NOTE: To recreate the results and executing this code, I would recommend atleast 16GB of RAM, as some of the datasets on the cellxgene website are too large to be read by scanpy. :)

The table has been prepared in the pipe("|") seperated values format.

Scanpy is used to read the h5 format data. With the help of this package, the data is accessed and used to populate the table seamlessly.

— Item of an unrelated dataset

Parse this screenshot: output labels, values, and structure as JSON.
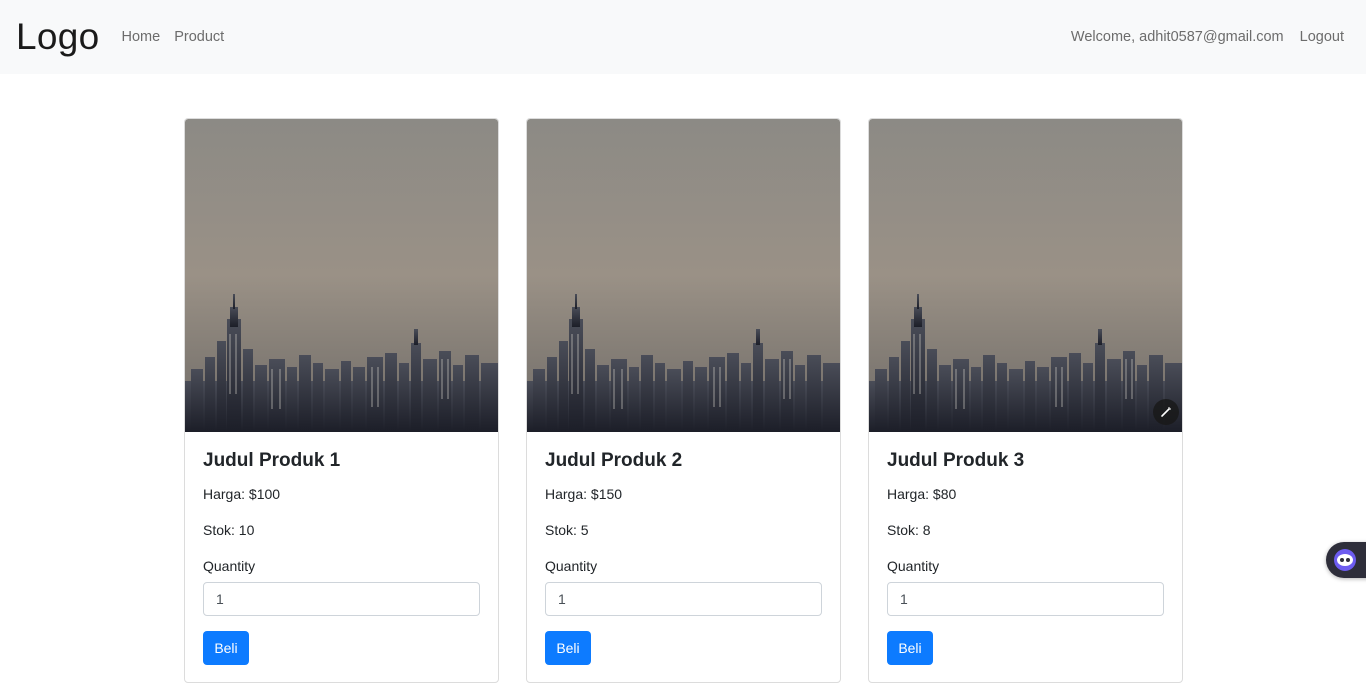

NOTE: Due to RAM limitation, there were issues with accessing some of the larger datasets. Issue Scanpy was unable to read the dataset, which resulted in the vital information being inacessible for the table. The work was executed on Google Colab and the RAM limitation of 12GB hindered the data reads on the larger datasets. NOTE: On the cellxgene website, there are some datasets with an empty cell_count field.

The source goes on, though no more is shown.